Sunday, September 16, 2012

RADIO UNNAMEABLE, portrait of free-form Fass, in Film Forum U.S. theatrical premiere

Note: This delightful documentary, 
 which TrustMovies originally covered nearly three years back, 
will air nationwide this coming Wednesday, June 24, 2015 
 at 9 p.m. ET/PT on Link TV (DirecTV 375 and DISH 9410) 
 and at 9 p.m. PT on KCET (Southern California). 
Following the broadcast, Radio Unnameable will stream 
 on both and

Late night New York radio mavens, arise! Your hero (one of 'em, anyway) is about to have his two weeks in the sun. Though he'd probably prefer it in the moon. One day, we'll get a movie, maybe, about Joey Reynolds, but for now, we can exult in the story of one, Bob Fass, and how he came to WBAI radio in New York (we also learn how WBAI radio itself came about) to create a new form of radio for folk who were either insomniacs or worked the night shift. Next year marks the 50th anniversaty of the start of his show, RADIO UNNAMEABLE, which doubles as the title of this documen-tary about Mr. Fass, his "form," and his life and times. It's a good film -- full of history, humor, surprise, nostalgia.

The filmmakers, Paul Lovelace and Jessica Wolfson, (shown at left, with Wolfson on the right) have created a kind of visual and aural collage, using archival film and photos combined with voices from over two dozen of the many people who interacted with Bob Fass during his very lengthy and interesting career. "To all you people cleaning up the effluvia of those who work from 9 to 5," is the dedication to his audience that we first hear from Fass, and it, as much as anything that follows, encapsu-lates his attitude and politics: Let's give a nod to the other, the outsider, the one who doesn't fit into mainstream thought or action.

Mr Fass began his New York City stay attending drama school (at my own alma mater, The Neighborhood Playhouse School of the Theatre) and went on to do a play or two off Broadway before finding his real career at WBAI. Nobody else had come up with the kind of show Fass was doing, which was off-the-cuff in extremis, and made use of then up-and-coming musicians (Bob Dylan, anyone? Or Phil Ochs?) who would stop in at the show, pretty much impromptu.

Fass' audience, some of whom would phone into the show -- you'll hear a very funny, useful comment offered to Mr. Dylan by one listener -- began taking it to heart and making it among the most popular in New York nighttime radio. As a longtime New Yorker, I must admit to never having listened to radio during those wee, small hours. I am one who falls asleep minutes, if not seconds, after he hits the sack. So I cannot claim to understand nighttime radio's particular appeal.
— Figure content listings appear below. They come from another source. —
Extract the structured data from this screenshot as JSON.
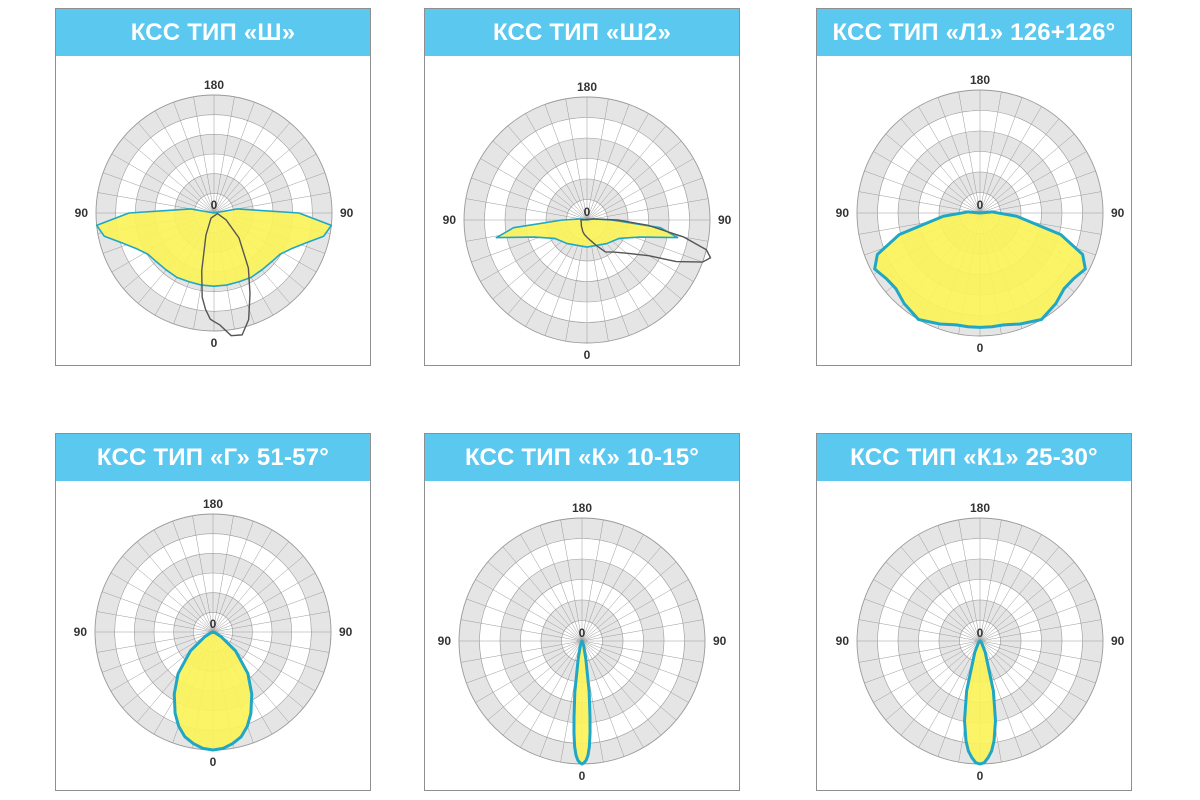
{
  "colors": {
    "header_bg": "#5bc8f0",
    "title_text": "#ffffff",
    "ring_gray": "#e5e5e5",
    "grid_line": "#9a9a9a",
    "fill_yellow": "#fbf35a",
    "outline_blue": "#1fa7c5",
    "secondary_curve": "#555555"
  },
  "chart_data": [
    {
      "type": "polar",
      "title": "КСС ТИП «Ш»",
      "tick_labels": {
        "top": "180",
        "left": "90",
        "right": "90",
        "center": "0",
        "bottom": "0"
      },
      "fill_curve": [
        [
          -180,
          0.0
        ],
        [
          -150,
          0.0
        ],
        [
          -120,
          0.0
        ],
        [
          -100,
          0.2
        ],
        [
          -90,
          0.72
        ],
        [
          -84,
          1.0
        ],
        [
          -78,
          0.95
        ],
        [
          -72,
          0.82
        ],
        [
          -65,
          0.72
        ],
        [
          -58,
          0.66
        ],
        [
          -50,
          0.64
        ],
        [
          -40,
          0.63
        ],
        [
          -30,
          0.63
        ],
        [
          -20,
          0.62
        ],
        [
          -10,
          0.62
        ],
        [
          0,
          0.62
        ],
        [
          10,
          0.62
        ],
        [
          20,
          0.62
        ],
        [
          30,
          0.63
        ],
        [
          40,
          0.63
        ],
        [
          50,
          0.64
        ],
        [
          58,
          0.66
        ],
        [
          65,
          0.72
        ],
        [
          72,
          0.82
        ],
        [
          78,
          0.95
        ],
        [
          84,
          1.0
        ],
        [
          90,
          0.72
        ],
        [
          100,
          0.2
        ],
        [
          120,
          0.0
        ],
        [
          150,
          0.0
        ],
        [
          180,
          0.0
        ]
      ],
      "secondary_curve": [
        [
          -30,
          0.05
        ],
        [
          -20,
          0.2
        ],
        [
          -12,
          0.5
        ],
        [
          -8,
          0.72
        ],
        [
          -5,
          0.82
        ],
        [
          -2,
          0.9
        ],
        [
          0,
          0.92
        ],
        [
          3,
          0.95
        ],
        [
          8,
          1.05
        ],
        [
          13,
          1.06
        ],
        [
          18,
          0.95
        ],
        [
          24,
          0.75
        ],
        [
          32,
          0.55
        ],
        [
          45,
          0.3
        ],
        [
          60,
          0.12
        ],
        [
          80,
          0.03
        ]
      ]
    },
    {
      "type": "polar",
      "title": "КСС ТИП «Ш2»",
      "tick_labels": {
        "top": "180",
        "left": "90",
        "right": "90",
        "center": "0",
        "bottom": "0"
      },
      "fill_curve": [
        [
          -180,
          0.0
        ],
        [
          -120,
          0.0
        ],
        [
          -100,
          0.05
        ],
        [
          -90,
          0.2
        ],
        [
          -84,
          0.6
        ],
        [
          -79,
          0.75
        ],
        [
          -72,
          0.45
        ],
        [
          -60,
          0.3
        ],
        [
          -40,
          0.25
        ],
        [
          -20,
          0.22
        ],
        [
          0,
          0.22
        ],
        [
          20,
          0.22
        ],
        [
          40,
          0.25
        ],
        [
          60,
          0.3
        ],
        [
          72,
          0.45
        ],
        [
          79,
          0.75
        ],
        [
          84,
          0.6
        ],
        [
          90,
          0.2
        ],
        [
          100,
          0.05
        ],
        [
          120,
          0.0
        ],
        [
          180,
          0.0
        ]
      ],
      "secondary_curve": [
        [
          -90,
          0.05
        ],
        [
          -70,
          0.05
        ],
        [
          -50,
          0.06
        ],
        [
          -40,
          0.07
        ],
        [
          -30,
          0.08
        ],
        [
          -20,
          0.1
        ],
        [
          -10,
          0.12
        ],
        [
          0,
          0.14
        ],
        [
          10,
          0.17
        ],
        [
          20,
          0.22
        ],
        [
          30,
          0.3
        ],
        [
          40,
          0.34
        ],
        [
          50,
          0.42
        ],
        [
          60,
          0.58
        ],
        [
          65,
          0.8
        ],
        [
          70,
          1.0
        ],
        [
          73,
          1.05
        ],
        [
          76,
          1.0
        ],
        [
          80,
          0.8
        ],
        [
          85,
          0.5
        ],
        [
          90,
          0.25
        ],
        [
          100,
          0.05
        ]
      ]
    },
    {
      "type": "polar",
      "title": "КСС ТИП «Л1» 126+126°",
      "tick_labels": {
        "top": "180",
        "left": "90",
        "right": "90",
        "center": "0",
        "bottom": "0"
      },
      "fill_curve": [
        [
          -180,
          0.0
        ],
        [
          -120,
          0.0
        ],
        [
          -95,
          0.1
        ],
        [
          -85,
          0.3
        ],
        [
          -75,
          0.68
        ],
        [
          -68,
          0.9
        ],
        [
          -62,
          0.97
        ],
        [
          -55,
          0.93
        ],
        [
          -48,
          0.92
        ],
        [
          -40,
          0.96
        ],
        [
          -30,
          1.0
        ],
        [
          -20,
          0.96
        ],
        [
          -12,
          0.93
        ],
        [
          -6,
          0.93
        ],
        [
          0,
          0.93
        ],
        [
          6,
          0.93
        ],
        [
          12,
          0.93
        ],
        [
          20,
          0.96
        ],
        [
          30,
          1.0
        ],
        [
          40,
          0.96
        ],
        [
          48,
          0.92
        ],
        [
          55,
          0.93
        ],
        [
          62,
          0.97
        ],
        [
          68,
          0.9
        ],
        [
          75,
          0.68
        ],
        [
          85,
          0.3
        ],
        [
          95,
          0.1
        ],
        [
          120,
          0.0
        ],
        [
          180,
          0.0
        ]
      ]
    },
    {
      "type": "polar",
      "title": "КСС ТИП «Г» 51-57°",
      "tick_labels": {
        "top": "180",
        "left": "90",
        "right": "90",
        "center": "0",
        "bottom": "0"
      },
      "fill_curve": [
        [
          -90,
          0.0
        ],
        [
          -70,
          0.02
        ],
        [
          -60,
          0.08
        ],
        [
          -50,
          0.25
        ],
        [
          -40,
          0.46
        ],
        [
          -32,
          0.62
        ],
        [
          -25,
          0.76
        ],
        [
          -20,
          0.85
        ],
        [
          -15,
          0.92
        ],
        [
          -10,
          0.96
        ],
        [
          -5,
          0.99
        ],
        [
          0,
          1.0
        ],
        [
          5,
          0.99
        ],
        [
          10,
          0.96
        ],
        [
          15,
          0.92
        ],
        [
          20,
          0.85
        ],
        [
          25,
          0.76
        ],
        [
          32,
          0.62
        ],
        [
          40,
          0.46
        ],
        [
          50,
          0.25
        ],
        [
          60,
          0.08
        ],
        [
          70,
          0.02
        ],
        [
          90,
          0.0
        ]
      ]
    },
    {
      "type": "polar",
      "title": "КСС ТИП «К» 10-15°",
      "tick_labels": {
        "top": "180",
        "left": "90",
        "right": "90",
        "center": "0",
        "bottom": "0"
      },
      "fill_curve": [
        [
          -90,
          0.0
        ],
        [
          -40,
          0.0
        ],
        [
          -20,
          0.04
        ],
        [
          -12,
          0.15
        ],
        [
          -8,
          0.42
        ],
        [
          -6,
          0.62
        ],
        [
          -5,
          0.75
        ],
        [
          -4,
          0.86
        ],
        [
          -3,
          0.93
        ],
        [
          -2,
          0.97
        ],
        [
          -1,
          0.99
        ],
        [
          0,
          1.0
        ],
        [
          1,
          0.99
        ],
        [
          2,
          0.97
        ],
        [
          3,
          0.93
        ],
        [
          4,
          0.86
        ],
        [
          5,
          0.75
        ],
        [
          6,
          0.62
        ],
        [
          8,
          0.42
        ],
        [
          12,
          0.15
        ],
        [
          20,
          0.04
        ],
        [
          40,
          0.0
        ],
        [
          90,
          0.0
        ]
      ]
    },
    {
      "type": "polar",
      "title": "КСС ТИП «К1» 25-30°",
      "tick_labels": {
        "top": "180",
        "left": "90",
        "right": "90",
        "center": "0",
        "bottom": "0"
      },
      "fill_curve": [
        [
          -90,
          0.0
        ],
        [
          -40,
          0.02
        ],
        [
          -25,
          0.1
        ],
        [
          -15,
          0.42
        ],
        [
          -11,
          0.66
        ],
        [
          -8,
          0.82
        ],
        [
          -6,
          0.9
        ],
        [
          -4,
          0.95
        ],
        [
          -2,
          0.99
        ],
        [
          0,
          1.0
        ],
        [
          2,
          0.99
        ],
        [
          4,
          0.95
        ],
        [
          6,
          0.9
        ],
        [
          8,
          0.82
        ],
        [
          11,
          0.66
        ],
        [
          15,
          0.42
        ],
        [
          25,
          0.1
        ],
        [
          40,
          0.02
        ],
        [
          90,
          0.0
        ]
      ]
    }
  ]
}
Yet the filmmakers manage to make that leap for those of us non-listeners, thanks to their many interviews with everyone from Robert Downey, Sr., to Arlo Guthrie, Paul KrassnerWavy GravyJudy Collins, Judith Malina and of course Fass himself, who, even now in his 80s, is still going strong.

In addition to the current interviews, there is also some rather amazing archival audio and video appearances from the likes of Dylan, Allen Ginsberg, Shirley Clarke, Abbie Hoffman and even Holly Woodlawn. We see history here -- via a liberal, left-wing slant -- as the hippies, the folk-rockers, and then the Yippies take over the canvas. We're even privy to a suicide call that Fass tries to handle as best he can, and which appears to have left its mark on the man, as much as it did on his listeners of that time.

At some point Fass and his politics became too much for WBAI, so the station's Board of Directors shut not just Fass but the whole enterprise down. Over time, old grudges seen to have settled, and even now Fass is back at work -- though unless I have misunderstood something, this work is now all "volunteer," as the fellow is no longer getting paid for his time and effort. (But these days, who of us is?) Still, he has amassed a mammoth archive of material that should prove a treasure to historians down the road.

Not surprisingly, the movie has its own pace and audio level, just as did/does Mr.Fass, and this is a smart combo. Nothing feels rushed or over-stated in this 87-minute movie, distributed by Kino Lorber, that makes its U.S. theatrical debut this coming Wednesday, September 19, in New York City at Film Forum. You can find the two-week screening schedule here. (Please note that the filmmakers, along with Bob Fass himself, will appear at Film Forum in person for a Q&A on September 19 at the 8:00pm showing, September 21 at the 8:00pm showing and September 24 at the 6:15pm. TrustMovies would hope that there will be other playdates around the country (Chicago, perhaps?) but as of now, none are listed on the Kino Lorber site.